The world of the Improbables was quite creative in a very realistic way. Improbables as simply people who just happen to have a supernatural ability--it's like a gene, nothing spectacular, just normal. It felt like obsessing over Improbables was as ridiculous as obsessing over people with different coloured eyes: not common, but not unheard of, and nothing to ogle at. It really gave me a different perspective of things. However, I did think the discovery of world seemed to fall right into Abigail's hands a little too easily, and her acceptance of it too. There wasn't some big reveal or shock, but I think that was part of the point, that there sometimes just isn't anything particular interesting about being paranormal.

The plot was interesting to follow, but didn't quite pick up until mid-way through the book. Though it didn't bother me too much, it was noticeable, and I felt like I was constantly waiting for something exciting to happen in the beginning. I also would have liked a bit more information about the world of the Improbables, as well as the other Improbable characters, just because some of them were quite intriguing to read about. What can they do? What do they do to blend into society, if at all?

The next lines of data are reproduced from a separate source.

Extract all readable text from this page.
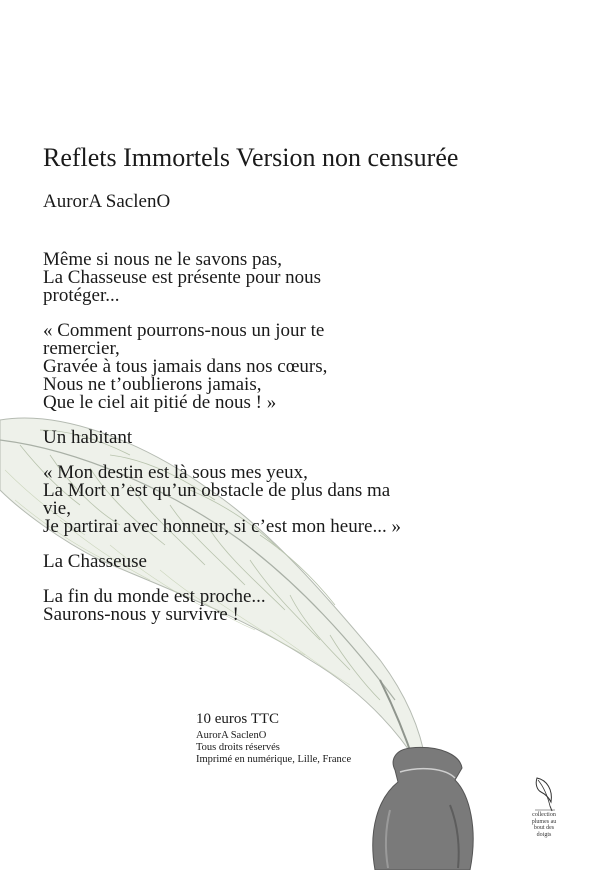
Reflets Immortels Version non censurée
AurorA SaclenO

Même si nous ne le savons pas,
La Chasseuse est présente pour nous
protéger...

« Comment pourrons-nous un jour te
remercier,
Gravée à tous jamais dans nos cœurs,
Nous ne t’oublierons jamais,
Que le ciel ait pitié de nous ! »

Un habitant

« Mon destin est là sous mes yeux,
La Mort n’est qu’un obstacle de plus dans ma
vie,
Je partirai avec honneur, si c’est mon heure... »

La Chasseuse

La fin du monde est proche...
Saurons-nous y survivre !

10 euros TTC
AurorA SaclenO
Tous droits réservés
Imprimé en numérique, Lille, France
collection
plumes au
bout des
doigts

This book wasn't very heavy on romance, much to my relief. The majority of NA books I've read have all contain a more mature romance aspect to it, so this was such a relief to read and a break in everything I've read. But on the topic of romance, I found this book exceptionally well done in terms of LGBQT. It's done in a very light manner, nothing to make a fuss about--as all real life LGBQT should be. It's not a big deal whether you're straight or gay or transgender, but the world insists on making it a big deal, like how you discover it, or how you reveal it. It's personal, and it shouldn't have to be the shocker we expect it to be! Similarly, the author delved into issues of race, and of the difference between positive and negative work relationships using some very realistic cases. It's sad to think these things are happening to real people, but the way Abigail handed everything was definitely something to admire!

All in all, a very interesting idea mixed with some great social issues! Worth a read if you're looking for something different in terms of paranormal stories!